In the data engineering development process, comprehending the data and each transformation step is a crucial matter. And when using frameworks such as Apache Spark, based on parallel processing, we must understand the content of its structures.
Thus, we can assure data quality and more assertive development of ETLs.
In this tutorial, we’ll take a look at the practical aspect and how to print the content of Apache Spark RDD, the core Apache Spark data structure that we discussed in a previous article.
2. RDD foreach Implementation
Given that RDDs are a representation of a collection of records, we have some methods similar to data structure iteration methods, for example, map, flatmap, and foreach.
Spark methods are divided into two categories: transformations and actions. Transactions are lazy, therefore, Spark generates a plan to execute them later. Actions are methods that execute the execution plan itself. Therefore, the action foreach can be used to perform the transformation and print out the content of each record in the RDD, giving us the clarity of the ETL.
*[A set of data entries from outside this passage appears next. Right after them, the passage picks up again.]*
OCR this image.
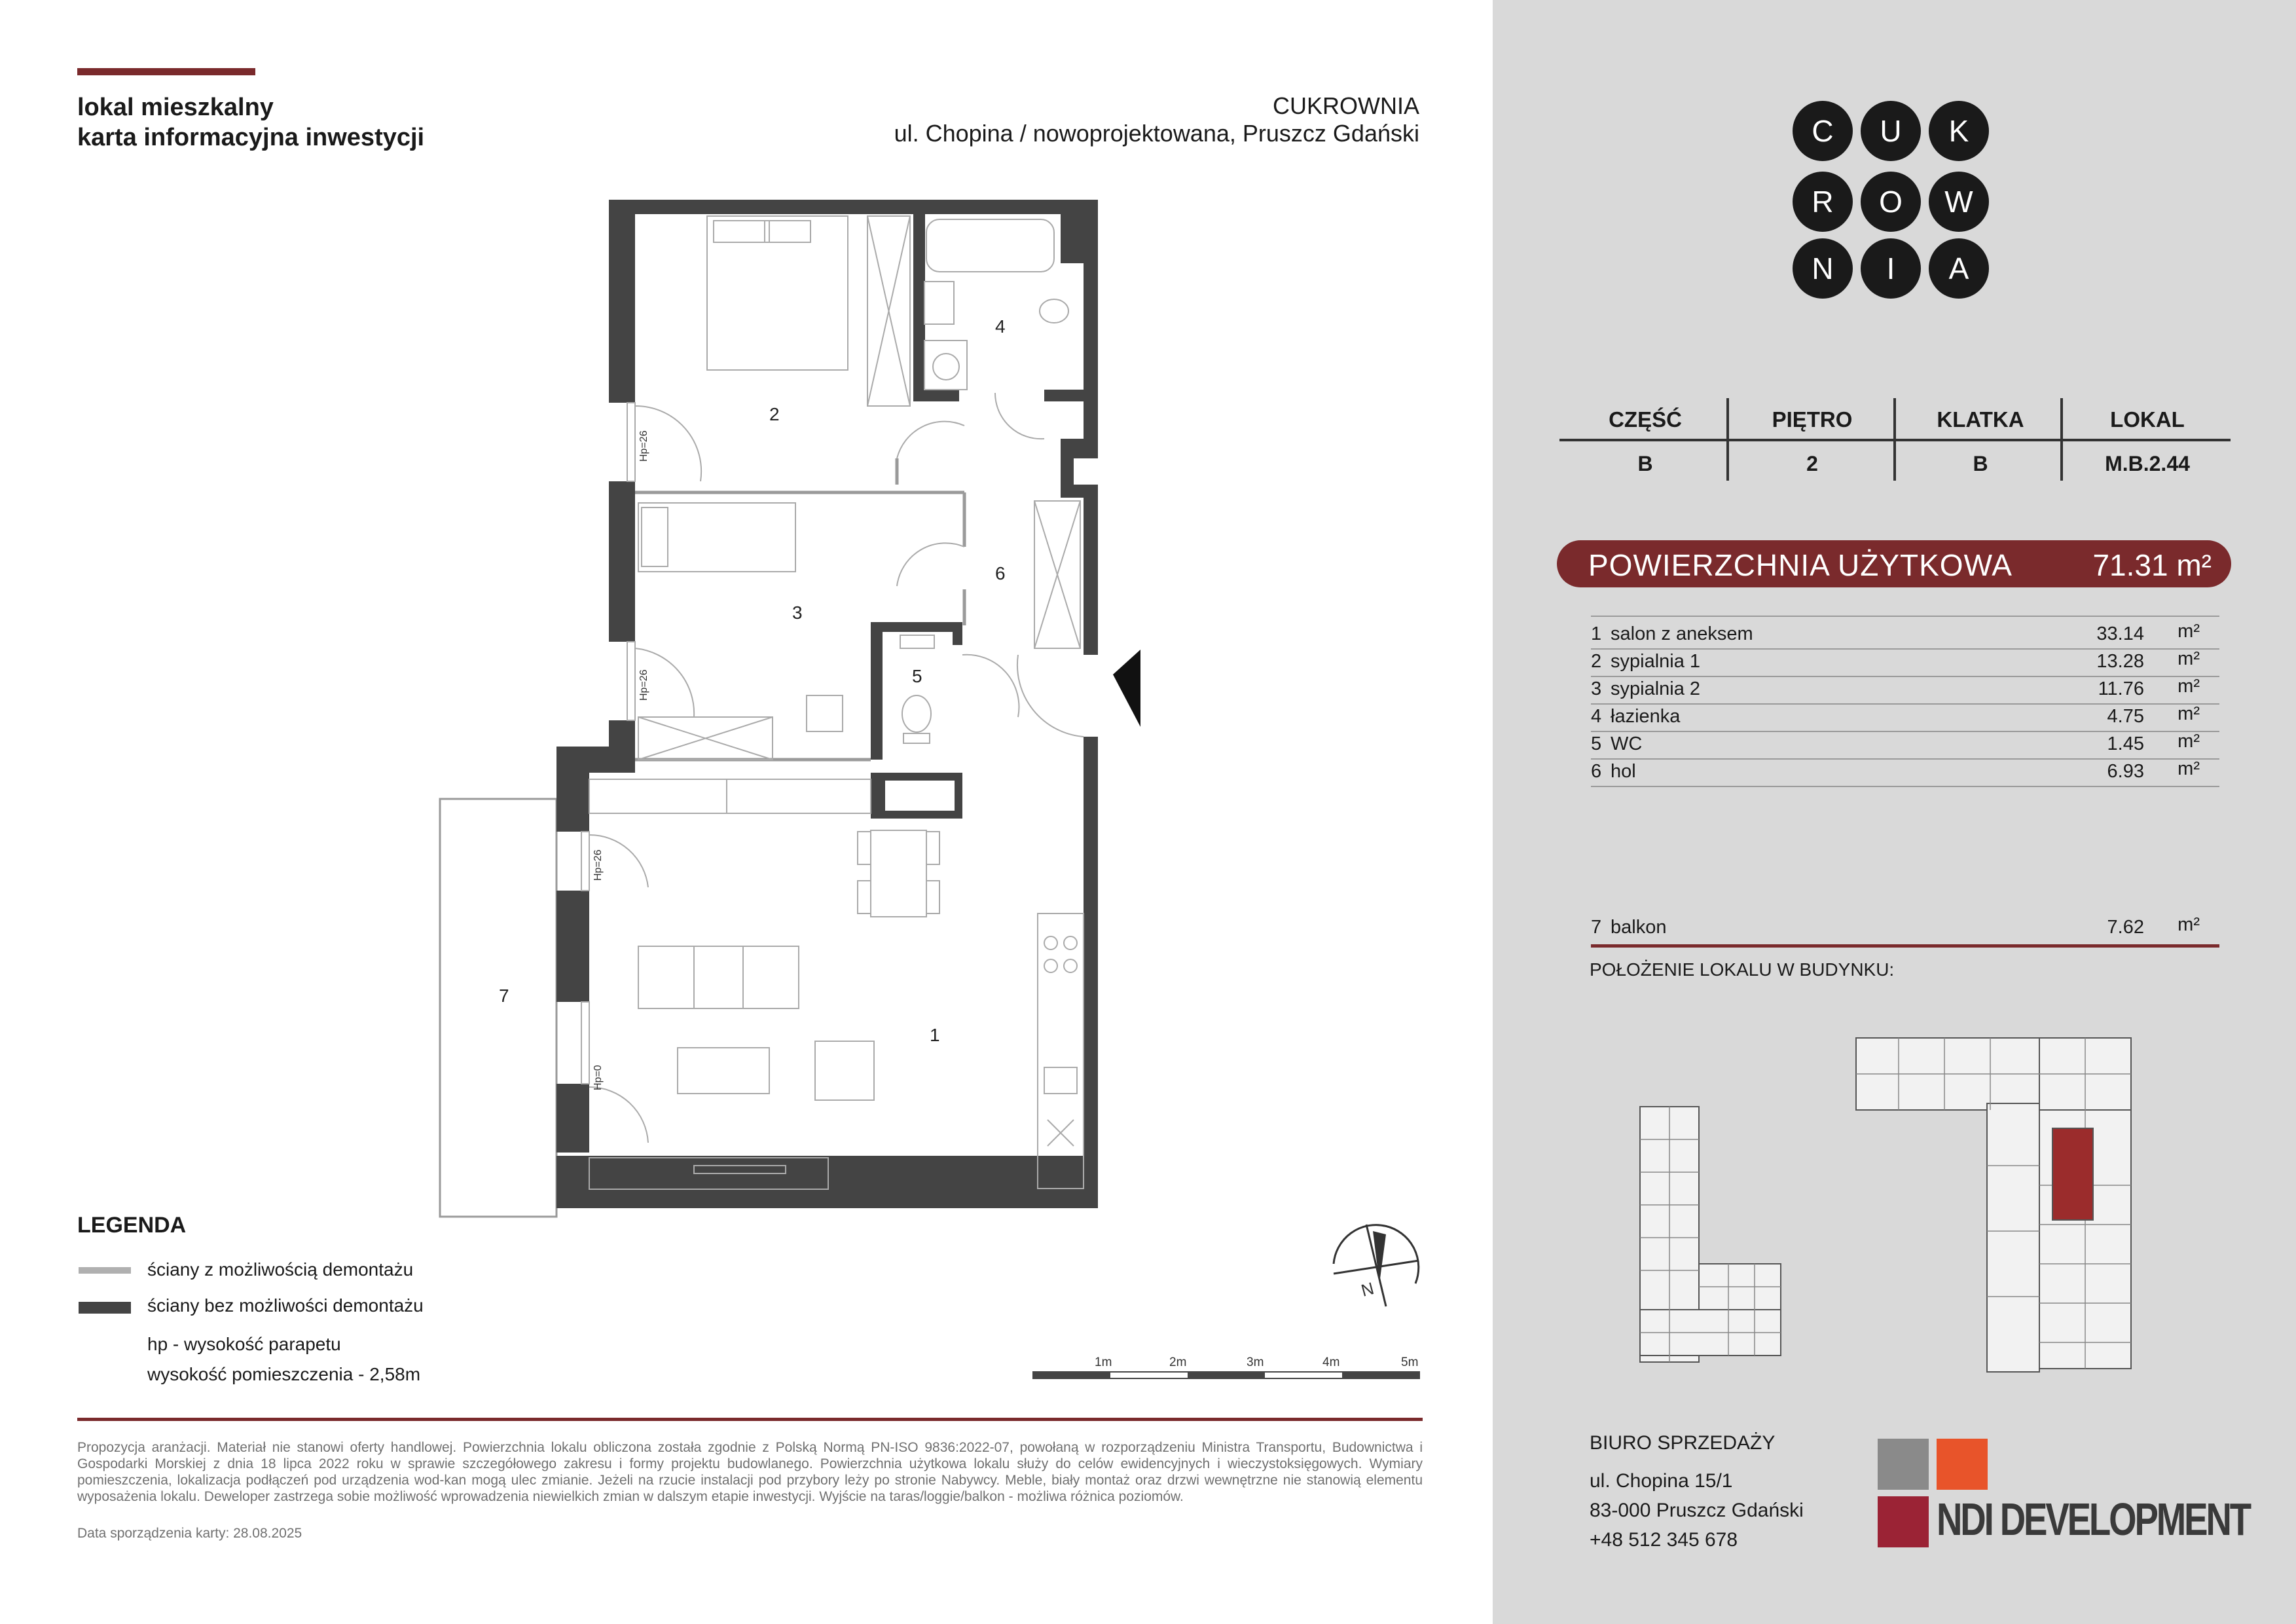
lokal mieszkalny
karta informacyjna inwestycji
CUKROWNIA
ul. Chopina / nowoprojektowana, Pruszcz Gdański
Hp=26
Hp=26
Hp=26
Hp=0
1
2
3
4
5
6
7
N
1m	2m	3m	4m	5m
LEGENDA
ściany z możliwością demontażu
ściany bez możliwości demontażu
hp - wysokość parapetu
wysokość pomieszczenia - 2,58m
Propozycja aranżacji. Materiał nie stanowi oferty handlowej. Powierzchnia lokalu obliczona została zgodnie z Polską Normą PN-ISO 9836:2022-07, powołaną w rozporządzeniu Ministra Transportu, Budownictwa i Gospodarki Morskiej z dnia 18 lipca 2022 roku w sprawie szczegółowego zakresu i formy projektu budowlanego. Powierzchnia użytkowa lokalu służy do celów ewidencyjnych i wieczystoksięgowych. Wymiary pomieszczenia, lokalizacja podłączeń pod urządzenia wod-kan mogą ulec zmianie. Jeżeli na rzucie instalacji pod przybory leży po stronie Nabywcy. Meble, biały montaż oraz drzwi wewnętrzne nie stanowią elementu wyposażenia lokalu. Deweloper zastrzega sobie możliwość wprowadzenia niewielkich zmian w dalszym etapie inwestycji. Wyjście na taras/loggie/balkon - możliwa różnica poziomów.
Data sporządzenia karty: 28.08.2025
C	U	K
R	O	W
N	I	A
CZĘŚĆ	PIĘTRO	KLATKA	LOKAL
B	2	B	M.B.2.44
POWIERZCHNIA UŻYTKOWA	71.31 m²
1 salon z aneksem	33.14 m²
2 sypialnia 1	13.28 m²
3 sypialnia 2	11.76 m²
4 łazienka	4.75 m²
5 WC	1.45 m²
6 hol	6.93 m²
7 balkon	7.62 m²
POŁOŻENIE LOKALU W BUDYNKU:
BIURO SPRZEDAŻY
ul. Chopina 15/1
83-000 Pruszcz Gdański
+48 512 345 678	NDI DEVELOPMENT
Firstly, let’s create an RDD:
val spark: SparkSession = SparkSession.builder().master("local").getOrCreate val numbers = List(4, 6, 1, 7, 12, 2) val rdd = spark.sparkContext.parallelize(numbers)
To create a resilient distributed dataset, we create the SparkSession, which is the entry point of Spark applications, and then, we use the parallelize method that receives a Seq[T] and returns an RDD[T].
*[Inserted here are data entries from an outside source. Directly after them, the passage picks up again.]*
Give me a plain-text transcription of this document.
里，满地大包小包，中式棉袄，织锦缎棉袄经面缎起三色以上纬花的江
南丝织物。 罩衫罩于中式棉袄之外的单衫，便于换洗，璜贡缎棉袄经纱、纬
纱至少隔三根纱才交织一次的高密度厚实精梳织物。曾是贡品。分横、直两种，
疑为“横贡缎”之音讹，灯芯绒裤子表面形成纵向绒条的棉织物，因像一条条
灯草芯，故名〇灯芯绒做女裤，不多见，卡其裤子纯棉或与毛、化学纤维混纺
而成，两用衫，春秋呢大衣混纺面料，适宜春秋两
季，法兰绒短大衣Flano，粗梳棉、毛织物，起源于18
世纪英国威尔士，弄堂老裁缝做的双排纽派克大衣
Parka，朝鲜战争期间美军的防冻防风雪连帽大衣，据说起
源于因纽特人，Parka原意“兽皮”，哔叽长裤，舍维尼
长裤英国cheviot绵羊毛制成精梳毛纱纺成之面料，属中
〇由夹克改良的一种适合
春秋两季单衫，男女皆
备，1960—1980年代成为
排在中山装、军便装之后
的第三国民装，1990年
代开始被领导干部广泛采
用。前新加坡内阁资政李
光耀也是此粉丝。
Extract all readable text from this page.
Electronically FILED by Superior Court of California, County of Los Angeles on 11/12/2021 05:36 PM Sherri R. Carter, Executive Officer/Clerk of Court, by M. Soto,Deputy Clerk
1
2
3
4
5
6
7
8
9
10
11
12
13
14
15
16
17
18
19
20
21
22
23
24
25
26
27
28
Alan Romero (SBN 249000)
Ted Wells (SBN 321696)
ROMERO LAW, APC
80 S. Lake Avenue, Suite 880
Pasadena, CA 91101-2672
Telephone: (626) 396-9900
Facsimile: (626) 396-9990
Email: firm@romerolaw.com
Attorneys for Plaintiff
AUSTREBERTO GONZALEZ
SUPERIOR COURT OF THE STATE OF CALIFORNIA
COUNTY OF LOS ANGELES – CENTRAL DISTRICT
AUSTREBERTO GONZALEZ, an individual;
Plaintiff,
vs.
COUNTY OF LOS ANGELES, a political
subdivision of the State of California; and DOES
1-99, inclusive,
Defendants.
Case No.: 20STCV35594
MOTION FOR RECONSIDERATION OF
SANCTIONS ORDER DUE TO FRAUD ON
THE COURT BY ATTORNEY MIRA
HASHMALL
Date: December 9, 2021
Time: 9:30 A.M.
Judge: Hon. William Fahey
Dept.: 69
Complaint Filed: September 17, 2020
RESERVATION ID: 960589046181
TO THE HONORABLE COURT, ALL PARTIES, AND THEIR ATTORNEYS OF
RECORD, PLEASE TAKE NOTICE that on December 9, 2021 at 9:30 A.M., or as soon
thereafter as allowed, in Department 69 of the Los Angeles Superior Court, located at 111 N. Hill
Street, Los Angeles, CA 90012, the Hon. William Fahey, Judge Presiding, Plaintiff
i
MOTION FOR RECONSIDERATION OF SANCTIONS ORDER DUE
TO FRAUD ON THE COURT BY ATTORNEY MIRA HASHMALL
Now, let’s use foreach to print the numbers inside the RDD:
rdd.foreach(println) /* 4 6 1 7 12 2 */
As simple as it looks, to print each data inside an RDD, we can just use the most appropriate method to print the data.
3. Convert RDD Into Default Data Structure
Another approach to print the data of an RDD is to convert the Spark data structure to a normalized data structure, such as an Array.
To convert an RDD to an Array, there are two methods: collect and take.
3.1. Using collect
collect is a method that transforms the RDD[T] into an Array[T].
Since Array is a standard Scala data structure and will not use parallelism to perform, it’s crucial to be aware that all data in the RDD will be loaded into the driver’s memory. So, it’s recommended to use it with small RDDs.
Let’s take a look in spark-shell at how collect works:
scala> rdd.collect() res0: Array[Int] = Array(4, 6, 1, 7, 12, 2)
We can see that collect transforms our RDD[Int] into an Array[Int].
Consequently, we can use the default approaches to print the content of an Array:
val collectConvertion = rdd.collect() collectConvertion.foreach(println) /* 4 6 1 7 12 2 */
Equally to foreach directly in RDD, we have the content printed in each line.
3.2. Using take
take, similar to collect, is a method that transforms the RDD to an Array[T], however, it’s not the entire RDD.
The take method receives an integer specifying the amount of data to be converted into the array.
Let’s take three values from our RDD and print them out:
val takeConvertion = rdd.take(3) takeConvertion.foreach(println) /* 4 6 1 */
This approach will not print all values inside the RDD, but it certainly helps to avoid memory errors when utilizing massive datasets.
4. DataSet API
Since Spark 1.6, Spark added the DataSet/DataFrame API, which has all benefits of RDD as well as Spark SQL’s optimizations. We’ll take a look at how Spark, with this API, added a simpler way to print the content in a formatted way.
Let’s create a DataFrame and print the content:
import spark.implicits._ val df = spark.sparkContext.parallelize( Seq( ("Math", "Intermediate", 800), ("English", "Basic", 500), ("Science", "Advanced", 400) ) ).toDF("Subject", "Level", "Duration") df.show /** +-------+------------+--------+ |Subject| Level|Duration| +-------+------------+--------+ | Math|Intermediate| 800| |English| Basic| 500| |Science| Advanced| 400| +-------+------------+--------+ */
Here, we can check that show prints the content in a tabular form.
In this tutorial, we’ve looked into a more practical view of development with the Apache Spark framework and how to print the content of an RDD.
As always, the code used in this article is available over on GitHub.